Objective Continuous glucose monitoring (CGM) can detect early dysglycemia in older children and adults with pre-symptomatic type 1 diabetes and predict risk of progression to clinical onset. However, CGM data for very young children at greatest risk of disease progression are lacking. This study aimed to investigate the use of CGM data measured in children being longitudinally followed in the Australian Environmental Determinants of Islet Autoimmunity (ENDIA) study from birth to 10 years. Research Design and Methods Between January 2021 and June 2023, 31 ENDIA children with persistent multiple islet autoimmunity (PM Ab+) and 24 age-matched controls underwent CGM assessment alongside standard clinical monitoring. The CGM metrics of glucose standard deviation (SDSGL), coefficient of variation (CEV), mean sensor glucose (SGL) and percent time above 7.8 mmol/L (140mg/dL) were determined and examined for between group differences. Results The mean(SD) age of PM Ab+ and Ab- children was 4.4(1.8) and 4.7(1.9) years, respectively. Eighty-six percent of eligible PM Ab+ children consented to CGM wear, achieving a median[Q1,Q3] sensor wear period of 12.5[9.0, 15.0] days.
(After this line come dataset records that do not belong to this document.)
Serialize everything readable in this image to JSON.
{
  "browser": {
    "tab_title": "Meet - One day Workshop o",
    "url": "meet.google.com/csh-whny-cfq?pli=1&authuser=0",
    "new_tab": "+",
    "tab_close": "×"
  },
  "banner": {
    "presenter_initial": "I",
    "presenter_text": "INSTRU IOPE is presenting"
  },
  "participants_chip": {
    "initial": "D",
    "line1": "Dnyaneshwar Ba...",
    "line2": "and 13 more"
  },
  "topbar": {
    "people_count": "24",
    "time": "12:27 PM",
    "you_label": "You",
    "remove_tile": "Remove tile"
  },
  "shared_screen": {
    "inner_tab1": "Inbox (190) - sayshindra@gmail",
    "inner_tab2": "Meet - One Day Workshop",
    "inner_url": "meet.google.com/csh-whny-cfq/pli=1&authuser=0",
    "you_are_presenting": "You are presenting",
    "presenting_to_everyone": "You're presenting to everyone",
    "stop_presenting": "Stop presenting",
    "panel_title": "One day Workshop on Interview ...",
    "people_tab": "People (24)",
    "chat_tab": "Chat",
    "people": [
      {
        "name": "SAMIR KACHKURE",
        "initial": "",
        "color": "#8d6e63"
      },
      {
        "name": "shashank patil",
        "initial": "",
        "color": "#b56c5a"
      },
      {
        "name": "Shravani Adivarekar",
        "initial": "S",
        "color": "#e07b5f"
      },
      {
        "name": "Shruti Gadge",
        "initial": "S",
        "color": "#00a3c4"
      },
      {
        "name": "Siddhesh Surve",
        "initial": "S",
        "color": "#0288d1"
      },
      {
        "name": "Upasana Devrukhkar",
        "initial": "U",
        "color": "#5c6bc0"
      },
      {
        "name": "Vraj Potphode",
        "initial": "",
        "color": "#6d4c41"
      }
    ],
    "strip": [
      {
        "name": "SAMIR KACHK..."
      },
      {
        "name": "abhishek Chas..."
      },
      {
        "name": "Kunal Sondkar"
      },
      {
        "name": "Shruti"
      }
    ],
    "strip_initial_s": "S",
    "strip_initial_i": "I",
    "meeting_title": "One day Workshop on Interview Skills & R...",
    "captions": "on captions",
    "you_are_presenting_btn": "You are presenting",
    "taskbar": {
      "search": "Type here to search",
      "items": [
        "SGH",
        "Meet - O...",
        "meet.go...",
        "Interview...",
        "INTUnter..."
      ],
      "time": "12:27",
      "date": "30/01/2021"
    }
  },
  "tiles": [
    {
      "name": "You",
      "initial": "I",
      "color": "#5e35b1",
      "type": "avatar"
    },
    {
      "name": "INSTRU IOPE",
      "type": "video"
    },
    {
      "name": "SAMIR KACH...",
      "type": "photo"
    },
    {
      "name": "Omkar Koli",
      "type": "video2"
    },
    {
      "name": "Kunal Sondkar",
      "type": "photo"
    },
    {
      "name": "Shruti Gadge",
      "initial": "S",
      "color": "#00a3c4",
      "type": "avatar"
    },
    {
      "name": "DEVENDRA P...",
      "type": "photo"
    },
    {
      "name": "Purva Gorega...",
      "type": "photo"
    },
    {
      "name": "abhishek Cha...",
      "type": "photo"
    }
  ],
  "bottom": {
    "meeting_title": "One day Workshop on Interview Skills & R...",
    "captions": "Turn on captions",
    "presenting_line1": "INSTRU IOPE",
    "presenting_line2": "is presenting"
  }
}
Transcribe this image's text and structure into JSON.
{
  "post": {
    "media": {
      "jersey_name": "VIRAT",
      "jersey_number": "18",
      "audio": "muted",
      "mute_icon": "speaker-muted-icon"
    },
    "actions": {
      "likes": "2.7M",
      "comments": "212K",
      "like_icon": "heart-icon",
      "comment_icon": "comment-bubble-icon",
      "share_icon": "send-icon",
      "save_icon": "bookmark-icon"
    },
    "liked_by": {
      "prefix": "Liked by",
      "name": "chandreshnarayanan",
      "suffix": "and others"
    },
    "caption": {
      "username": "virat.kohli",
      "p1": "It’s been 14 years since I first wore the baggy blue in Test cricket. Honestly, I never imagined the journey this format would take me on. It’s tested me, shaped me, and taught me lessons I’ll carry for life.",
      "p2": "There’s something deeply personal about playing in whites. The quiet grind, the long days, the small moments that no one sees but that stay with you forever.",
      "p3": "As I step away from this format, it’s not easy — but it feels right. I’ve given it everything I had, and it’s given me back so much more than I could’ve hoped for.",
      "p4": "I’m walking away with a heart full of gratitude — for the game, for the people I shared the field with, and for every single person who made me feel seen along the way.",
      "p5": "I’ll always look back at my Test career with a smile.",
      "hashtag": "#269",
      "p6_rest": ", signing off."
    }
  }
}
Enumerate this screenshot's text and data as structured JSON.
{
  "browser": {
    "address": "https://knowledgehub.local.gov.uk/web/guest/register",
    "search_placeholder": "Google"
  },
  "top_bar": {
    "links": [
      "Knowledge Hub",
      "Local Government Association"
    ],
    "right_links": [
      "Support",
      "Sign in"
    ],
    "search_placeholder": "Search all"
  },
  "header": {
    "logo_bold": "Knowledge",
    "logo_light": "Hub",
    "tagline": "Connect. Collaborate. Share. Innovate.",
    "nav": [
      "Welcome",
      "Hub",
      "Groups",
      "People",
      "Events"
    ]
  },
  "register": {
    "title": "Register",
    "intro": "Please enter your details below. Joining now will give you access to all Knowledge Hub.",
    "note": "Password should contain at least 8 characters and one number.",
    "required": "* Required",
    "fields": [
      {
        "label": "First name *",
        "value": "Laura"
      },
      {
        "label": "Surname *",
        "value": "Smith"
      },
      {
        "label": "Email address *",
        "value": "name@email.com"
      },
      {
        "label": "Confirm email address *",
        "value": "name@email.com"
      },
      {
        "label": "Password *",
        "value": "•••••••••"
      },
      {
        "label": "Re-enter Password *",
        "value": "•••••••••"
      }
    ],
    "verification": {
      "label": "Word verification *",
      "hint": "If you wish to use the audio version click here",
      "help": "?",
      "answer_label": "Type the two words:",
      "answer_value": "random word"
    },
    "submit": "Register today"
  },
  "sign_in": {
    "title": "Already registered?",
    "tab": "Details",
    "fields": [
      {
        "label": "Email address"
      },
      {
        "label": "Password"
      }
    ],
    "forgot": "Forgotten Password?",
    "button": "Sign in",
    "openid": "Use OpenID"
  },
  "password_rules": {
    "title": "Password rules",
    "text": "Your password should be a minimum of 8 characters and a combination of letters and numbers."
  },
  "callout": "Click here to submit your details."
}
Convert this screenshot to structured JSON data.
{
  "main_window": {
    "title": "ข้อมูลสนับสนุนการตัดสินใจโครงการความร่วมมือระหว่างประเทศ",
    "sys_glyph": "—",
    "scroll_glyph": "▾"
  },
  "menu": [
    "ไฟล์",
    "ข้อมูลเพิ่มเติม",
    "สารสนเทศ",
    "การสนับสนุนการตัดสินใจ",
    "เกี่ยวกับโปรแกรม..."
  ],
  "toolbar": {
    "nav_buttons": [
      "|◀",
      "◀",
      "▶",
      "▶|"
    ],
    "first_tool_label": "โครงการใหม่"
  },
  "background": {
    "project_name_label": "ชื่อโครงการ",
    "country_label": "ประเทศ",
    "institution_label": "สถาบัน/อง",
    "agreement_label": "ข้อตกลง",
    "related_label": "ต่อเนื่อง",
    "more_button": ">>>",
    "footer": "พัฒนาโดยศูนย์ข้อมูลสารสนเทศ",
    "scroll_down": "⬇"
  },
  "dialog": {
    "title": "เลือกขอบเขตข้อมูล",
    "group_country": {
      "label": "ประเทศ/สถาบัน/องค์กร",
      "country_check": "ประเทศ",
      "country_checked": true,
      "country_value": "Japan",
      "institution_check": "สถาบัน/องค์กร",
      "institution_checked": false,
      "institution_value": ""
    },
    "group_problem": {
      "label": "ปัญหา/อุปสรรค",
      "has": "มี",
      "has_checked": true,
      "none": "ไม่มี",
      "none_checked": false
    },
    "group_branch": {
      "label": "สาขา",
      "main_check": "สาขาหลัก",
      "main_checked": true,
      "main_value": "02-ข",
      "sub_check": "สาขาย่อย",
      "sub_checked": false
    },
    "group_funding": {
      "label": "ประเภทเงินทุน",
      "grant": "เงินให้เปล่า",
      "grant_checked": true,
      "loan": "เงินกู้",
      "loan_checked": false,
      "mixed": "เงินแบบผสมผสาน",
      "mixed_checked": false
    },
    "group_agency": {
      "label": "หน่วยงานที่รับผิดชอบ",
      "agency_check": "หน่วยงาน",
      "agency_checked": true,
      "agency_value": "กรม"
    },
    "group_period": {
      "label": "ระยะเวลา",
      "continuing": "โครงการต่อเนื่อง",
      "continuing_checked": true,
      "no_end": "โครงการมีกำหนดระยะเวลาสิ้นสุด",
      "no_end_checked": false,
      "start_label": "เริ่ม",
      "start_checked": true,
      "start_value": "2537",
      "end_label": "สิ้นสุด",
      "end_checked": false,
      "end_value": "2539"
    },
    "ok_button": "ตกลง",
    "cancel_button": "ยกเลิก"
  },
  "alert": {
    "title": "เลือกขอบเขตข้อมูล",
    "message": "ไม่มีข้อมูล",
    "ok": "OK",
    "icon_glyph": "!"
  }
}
PM Ab+ children had higher median[Q1,Q3] SDSGL (1.1[0.9,1.3] vs 0.9[0.8,1.0] (mmol/L); p<0.001) and CEV (17.3[16.0,20.9] vs 14.7[12.9,16.6](%); p<0.001). Percent time >7.8 mmol/L was greater in PM Ab+ children (median[Q1,Q3] 8.0 [4.4, 13.0] vs 3.3[1.4, 5.3] (%); p=0.005). Mean SGL did not differ significantly between groups (p=0.10). Conclusions CGM is feasible and well tolerated in very young type 1 diabetes at-risk children. Very young PM Ab+ children have increased SDSGL, CEV and percent time >7.8 mmol/L, consistent with prior studies involving older participants.

Funding

This study was supported by grants from Diabetes Research Western Australia, the Women and Children’s Hospital Research Foundation, the Australasian Paediatric Endocrinology Group and The Leona M. and Harry B. Helmsley Charitable Trust (grant key 2205-05241). ENDIA follow-up was supported by grants from JDRF Australia, a Commonwealth of Australia grant for Accelerated Research under the Medical Research Future Fund, and The Leona M. and Harry B. Helmsley Charitable Trust (grant keys 3-SRA-2023-1374-M-N, 3-SRA-2020-966-M-N, 1-SRA-2019-871-M-B, 4-SRA-2015-127-M-B). Dr Haynes was supported to lead this study by a JDRF Postdoctoral Fellowship (grant key 3-PDF-2020-939-A-N) and Raine Medical Research Foundation priming grant.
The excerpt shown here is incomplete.